Finishing that far back meant it would be nearly impossible for Abbott to pull up into the top ten. And indeed, he didn’t, finishing twelfth.

But what he did today was still quite impressive, as despite being in obvious pain, Abbott skated a clean long program.

After that, Abbott had a message for his critics, according to Dan Wetzel of Yahoo Sports:

Asked what he had to say to those who say he chokes, he first exhaled loudly, put his head back and said, “Ahhhh … I would just love…”

He turned to Barb Reichert of U.S. Figure Skating public relations.

“Sorry Barb, you’re going to kill me,” he said.

“No,” she said. “I’m not. Bring it. Bring it.”

Abbott brought it.

“I would just hold my middle finger in the air and say a big ‘F you’ to everyone who has ever said that to me because they have never stood in my shoes,” he said, the kind of direct language not commonly found in the skating hall.

Now, why did Abbott say this? Well, not every commentator is as polite as I am, not by a mile. Twitter yesterday was particularly unforgiving, and half (if not more) of the commentators never once took a look at what Abbott did after he took that hard fall.
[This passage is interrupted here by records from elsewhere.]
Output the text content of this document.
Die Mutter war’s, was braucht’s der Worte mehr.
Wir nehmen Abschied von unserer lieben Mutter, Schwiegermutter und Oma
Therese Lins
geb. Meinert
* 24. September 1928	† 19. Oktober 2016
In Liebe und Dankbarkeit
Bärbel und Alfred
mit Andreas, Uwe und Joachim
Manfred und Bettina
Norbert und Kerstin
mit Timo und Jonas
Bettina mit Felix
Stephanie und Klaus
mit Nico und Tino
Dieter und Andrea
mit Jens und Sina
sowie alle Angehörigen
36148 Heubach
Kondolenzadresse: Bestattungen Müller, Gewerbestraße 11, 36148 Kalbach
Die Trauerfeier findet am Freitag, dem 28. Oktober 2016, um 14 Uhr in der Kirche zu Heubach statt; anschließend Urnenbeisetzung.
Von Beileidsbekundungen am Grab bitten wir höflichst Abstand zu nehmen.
Figure skating is one of the most difficult athletic pursuits around. Even though I can’t do it — I don’t have the balance, the strength, or the stamina, and never have — I understand skating and I understand the skater’s mentality, mostly because I’m a musician and I performed at many music competitions. And having to do your best when your reed isn’t working, or your keys are sticking, or you know you’re competing against someone who’s won the competition several times and you’re a newcomer — well, those nerves are hard to deal with.
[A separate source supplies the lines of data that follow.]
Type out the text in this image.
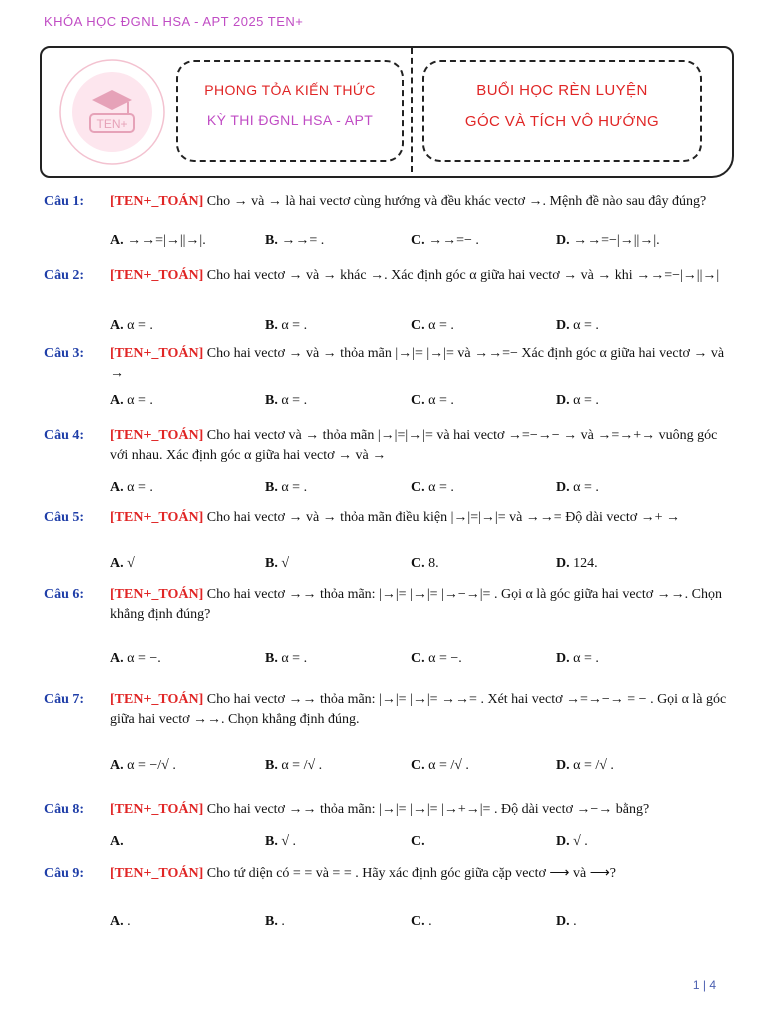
KHÓA HỌC ĐGNL HSA - APT 2025 TEN+
TEN+
PHONG TỎA KIẾN THỨC
KỲ THI ĐGNL HSA - APT
BUỔI HỌC RÈN LUYỆN
GÓC VÀ TÍCH VÔ HƯỚNG
Câu 1: [TEN+_TOÁN] Cho → và → là hai vectơ cùng hướng và đều khác vectơ →. Mệnh đề nào sau đây đúng?
A. →→=|→||→|.	B. →→= .	C. →→=− .	D. →→=−|→||→|.
Câu 2: [TEN+_TOÁN] Cho hai vectơ → và → khác →. Xác định góc α giữa hai vectơ → và → khi →→=−|→||→|
A. α = .	B. α = .	C. α = .	D. α = .
Câu 3: [TEN+_TOÁN] Cho hai vectơ → và → thỏa mãn |→|= |→|= và →→=− Xác định góc α giữa hai vectơ → và →
A. α = .	B. α = .	C. α = .	D. α = .
Câu 4: [TEN+_TOÁN] Cho hai vectơ và → thỏa mãn |→|=|→|= và hai vectơ →=−→− → và →=→+→ vuông góc với nhau. Xác định góc α giữa hai vectơ → và →
A. α = .	B. α = .	C. α = .	D. α = .
Câu 5: [TEN+_TOÁN] Cho hai vectơ → và → thỏa mãn điều kiện |→|=|→|= và →→= Độ dài vectơ →+ →
A. √	B. √	C. 8.	D. 124.
Câu 6: [TEN+_TOÁN] Cho hai vectơ →→ thỏa mãn: |→|= |→|= |→−→|= . Gọi α là góc giữa hai vectơ →→. Chọn khẳng định đúng?
A. α = −.	B. α = .	C. α = −.	D. α = .
Câu 7: [TEN+_TOÁN] Cho hai vectơ →→ thỏa mãn: |→|= |→|= →→= . Xét hai vectơ →=→−→ = − . Gọi α là góc giữa hai vectơ →→. Chọn khẳng định đúng.
A. α = −/√ .	B. α = /√ .	C. α = /√ .	D. α = /√ .
Câu 8: [TEN+_TOÁN] Cho hai vectơ →→ thỏa mãn: |→|= |→|= |→+→|= . Độ dài vectơ →−→ bằng?
A.	B. √ .	C.	D. √ .
Câu 9: [TEN+_TOÁN] Cho tứ diện có = = và = = . Hãy xác định góc giữa cặp vectơ ⟶ và ⟶?
A. .	B. .	C. .	D. .
1 | 4
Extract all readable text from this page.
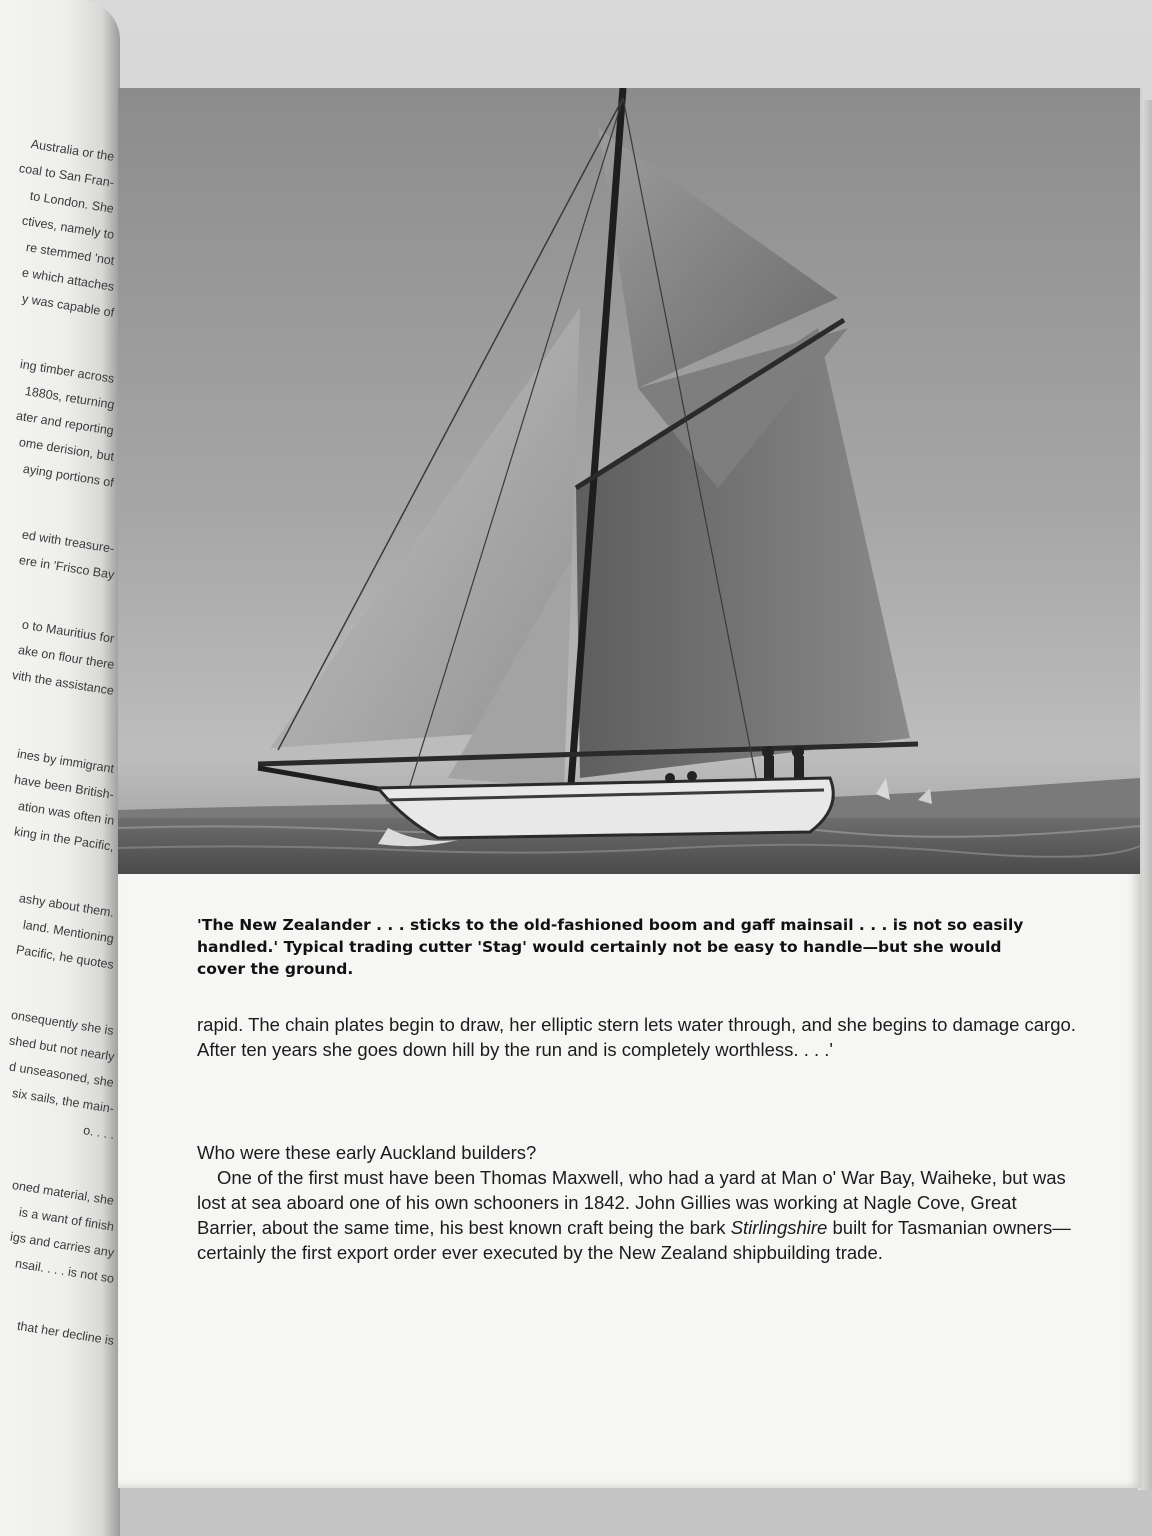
Australia or the
coal to San Fran-
to London. She
ctives, namely to
re stemmed 'not
e which attaches
y was capable of
ing timber across
1880s, returning
ater and reporting
ome derision, but
aying portions of
ed with treasure-
ere in 'Frisco Bay
o to Mauritius for
ake on flour there
vith the assistance
ines by immigrant
have been British-
ation was often in
king in the Pacific,
ashy about them.
land. Mentioning
Pacific, he quotes
onsequently she is
shed but not nearly
d unseasoned, she
six sails, the main-
o. . . .
oned material, she
is a want of finish
igs and carries any
nsail. . . . is not so
that her decline is

'The New Zealander . . . sticks to the old-fashioned boom and gaff mainsail . . . is not so easily handled.' Typical trading cutter 'Stag' would certainly not be easy to handle—but she would cover the ground.

rapid. The chain plates begin to draw, her elliptic stern lets water through, and she begins to damage cargo. After ten years she goes down hill by the run and is completely worthless. . . .'

Who were these early Auckland builders?

One of the first must have been Thomas Maxwell, who had a yard at Man o' War Bay, Waiheke, but was lost at sea aboard one of his own schooners in 1842. John Gillies was working at Nagle Cove, Great Barrier, about the same time, his best known craft being the bark Stirlingshire built for Tasmanian owners—certainly the first export order ever executed by the New Zealand shipbuilding trade.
That’s why I never faulted Abbott for having nerves, or being willing to acknowledge them. But as a commentator — even an armchair one like myself — I have to be honest about what I see.

Yesterday, I said that Abbott’s story of falling hard but getting up and finishing when he could’ve walked away without fault was inspiring. And it was.
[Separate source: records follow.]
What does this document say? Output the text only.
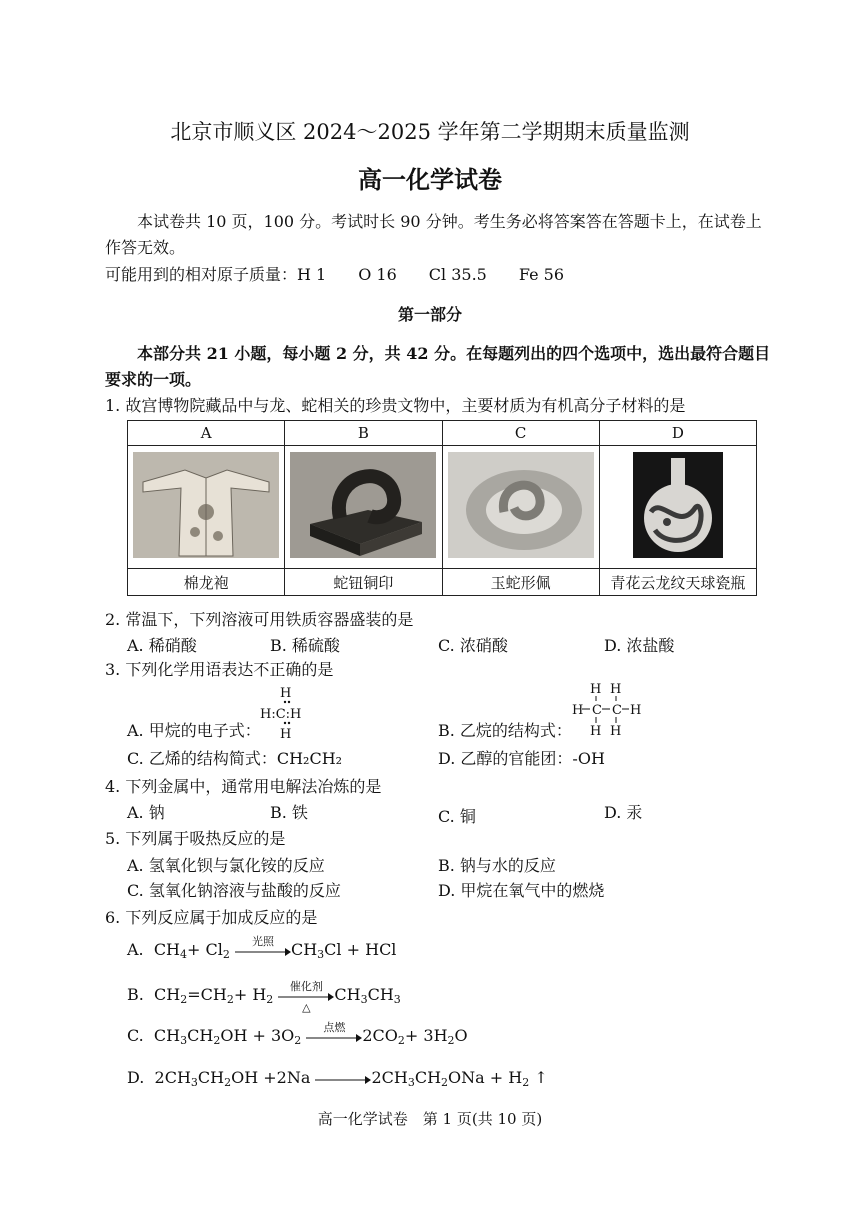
北京市顺义区 2024～2025 学年第二学期期末质量监测
高一化学试卷
本试卷共 10 页，100 分。考试时长 90 分钟。考生务必将答案答在答题卡上，在试卷上
作答无效。
可能用到的相对原子质量：H 1　　O 16　　Cl 35.5　　Fe 56
第一部分
本部分共 21 小题，每小题 2 分，共 42 分。在每题列出的四个选项中，选出最符合题目
要求的一项。
1. 故宫博物院藏品中与龙、蛇相关的珍贵文物中，主要材质为有机高分子材料的是
A	B	C	D

棉龙袍	蛇钮铜印	玉蛇形佩	青花云龙纹天球瓷瓶
2. 常温下，下列溶液可用铁质容器盛装的是
A. 稀硝酸	B. 稀硫酸	C. 浓硝酸	D. 浓盐酸
3. 下列化学用语表达不正确的是
A. 甲烷的电子式：
H
H:C:H
H	B. 乙烷的结构式：
H H
H C C H
H H
C. 乙烯的结构简式：CH₂CH₂	D. 乙醇的官能团：-OH
4. 下列金属中，通常用电解法冶炼的是
A. 钠	B. 铁	C. 铜	D. 汞
5. 下列属于吸热反应的是
A. 氢氧化钡与氯化铵的反应	B. 钠与水的反应
C. 氢氧化钠溶液与盐酸的反应	D. 甲烷在氧气中的燃烧
6. 下列反应属于加成反应的是
A.  $CH_4+ Cl_2$
光照	$CH_3Cl$ + HCl
B.  $CH_2=CH_2+ H_2$
催化剂
△
$CH_3CH_3$
C.  $CH_3CH_2OH + 3O_2$
点燃	$2CO_2+ 3H_2O$
D.  $2CH_3CH_2OH +2Na \to 2CH_3CH_2ONa + H_2$ ↑
高一化学试卷　第 1 页(共 10 页)
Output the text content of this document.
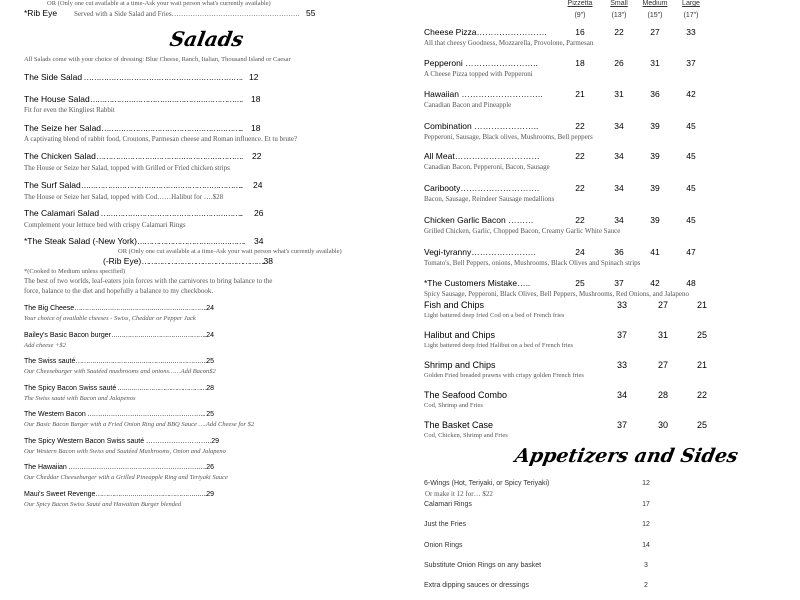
OR (Only one cut available at a time-Ask your wait person what's currently available)
*Rib Eye Served with a Side Salad and Fries………………………………………………. 55
Salads
All Salads come with your choice of dressing: Blue Cheese, Ranch, Italian, Thousand Island or Caesar
The Side Salad ………………………………………………………. 12
The House Salad………………………………………………………. 18
Fit for even the Kingliest Rabbit
The Seize her Salad………………………………………………….. 18
A captivating blend of rabbit food, Croutons, Parmesan cheese and Roman influence. Et tu brute?
The Chicken Salad……………………………………………………. 22
The House or Seize her Salad, topped with Grilled or Fried chicken strips
The Surf Salad………………………………………………………….. 24
The House or Seize her Salad, topped with Cod……Halibut for ….$28
The Calamari Salad ………………………………………………….. 26
Complement your lettuce bed with crispy Calamari Rings
*The Steak Salad (-New York)………………………………………. 34
OR (Only one cut available at a time-Ask your wait person what's currently available)
(-Rib Eye)………………………………………………..38
*(Cooked to Medium unless specified)
The best of two worlds, leaf-eaters join forces with the carnivores to bring balance to the
force, balance to the diet and hopefully a balance to my checkbook.
The Big Cheese……………………………………………………….24
Your choice of available cheeses - Swiss, Cheddar or Pepper Jack
Bailey's Basic Bacon burger………………………………………..24
Add cheese +$2
The Swiss sauté……………………………………………………….25
Our Cheeseburger with Sautéed mushrooms and onions……Add Bacon$2
The Spicy Bacon Swiss sauté ………………………………………28
The Swiss sauté with Bacon and Jalapenos
The Western Bacon ……………………………………………….. 25
Our Basic Bacon Burger with a Fried Onion Ring and BBQ Sauce ….Add Cheese for $2
The Spicy Western Bacon Swiss sauté ………………………..29
Our Western Bacon with Swiss and Sautéed Mushrooms, Onion and Jalapeno
The Hawaiian ……………………………………………………….26
Our Cheddar Cheeseburger with a Grilled Pineapple Ring and Teriyaki Sauce
Maui's Sweet Revenge……………………………………………….29
Our Spicy Bacon Swiss Sauté and Hawaiian Burger blended
Pizzetta	Small Medium Large
(9")	(13")	(15")	(17")
Cheese Pizza…………………….	16	22	27	33
All that cheesy Goodness, Mozzarella, Provolone, Parmesan
Pepperoni ……………………..	18	26	31	37
A Cheese Pizza topped with Pepperoni
Hawaiian ………………………..	21	31	36	42
Canadian Bacon and Pineapple
Combination …………………..	22	34	39	45
Pepperoni, Sausage, Black olives, Mushrooms, Bell peppers
All Meat…………………………	22	34	39	45
Canadian Bacon, Pepperoni, Bacon, Sausage
Caribooty……………………….	22	34	39	45
Bacon, Sausage, Reindeer Sausage medallions
Chicken Garlic Bacon ………	22	34	39	45
Grilled Chicken, Garlic, Chopped Bacon, Creamy Garlic White Sauce
Vegi-tyranny…………………..	24	36	41	47
Tomato's, Bell Peppers, onions, Mushrooms, Black Olives and Spinach strips
*The Customers Mistake…..	25	37	42	48
Spicy Sausage, Pepperoni, Black Olives, Bell Peppers, Mushrooms, Red Onions, and Jalapeno
Fish and Chips	33	27	21
Light battered deep fried Cod on a bed of French fries
Halibut and Chips	37	31	25
Light battered deep fried Halibut on a bed of French fries
Shrimp and Chips	33	27	21
Golden Fried breaded prawns with crispy golden French fries
The Seafood Combo	34	28	22
Cod, Shrimp and Fries
The Basket Case	37	30	25
Cod, Chicken, Shrimp and Fries
Appetizers and Sides
6-Wings (Hot, Teriyaki, or Spicy Teriyaki)	12
Calamari Rings	17
Just the Fries	12
Onion Rings	14
Substitute Onion Rings on any basket	3
Extra dipping sauces or dressings	2
Or make it 12 for… $22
Today, going out there when he knew he had no realistic chance for a medal and giving it his all, then skating a clean program despite being in pain from yesterday’s fall, was even more so.

Life is about how hard you try after you’ve been knocked down. It’s all about how you get up, or don’t. And that’s why I’d rather talk about Jeremy Abbott, who’s competed now in two Olympics, finishing ninth  and twelfth, than talk about 2014 Olympic champion Yuzuru Hanyu, who’s only nineteen and has not faced significant adversity on the ice as of yet (off the ice, yes, due to the tsunami a few years ago). And I definitely don’t want to talk about Olympic silver medalist Patrick Chan, who apparently felt he deserved the gold medal despite taking three falls, because that young man has way too much publicity already.

For today, this Valentine’s Day, I want you to consider the courage of a young man who’s about to retire from the sport he loves — Jeremy Abbott — at the young age of twenty-eight, because the sport is so difficult, so demanding, requires so much dedication, that his legs and back and body and mind just cannot keep doing it at the high level required to attain the Olympics.

Then consider how difficult it was for him to take that fall — look at the program in context (I’m sure it’s available on YouTube by now, or at, and see what Abbott did to get up again, then skate the rest of his program with vigor and panache.

That’s what we all need to do, in this life.

I have a lot of sympathy for Abbott.  I had it in 2010 at Vancouver, when he finished ninth by skating a brilliant program to pull way up in the standings. And I have it again today.

Because what makes an Olympic champion is not the medals.

It’s the heart.

That’s why Jeremy Abbott will forever be an Olympic champion.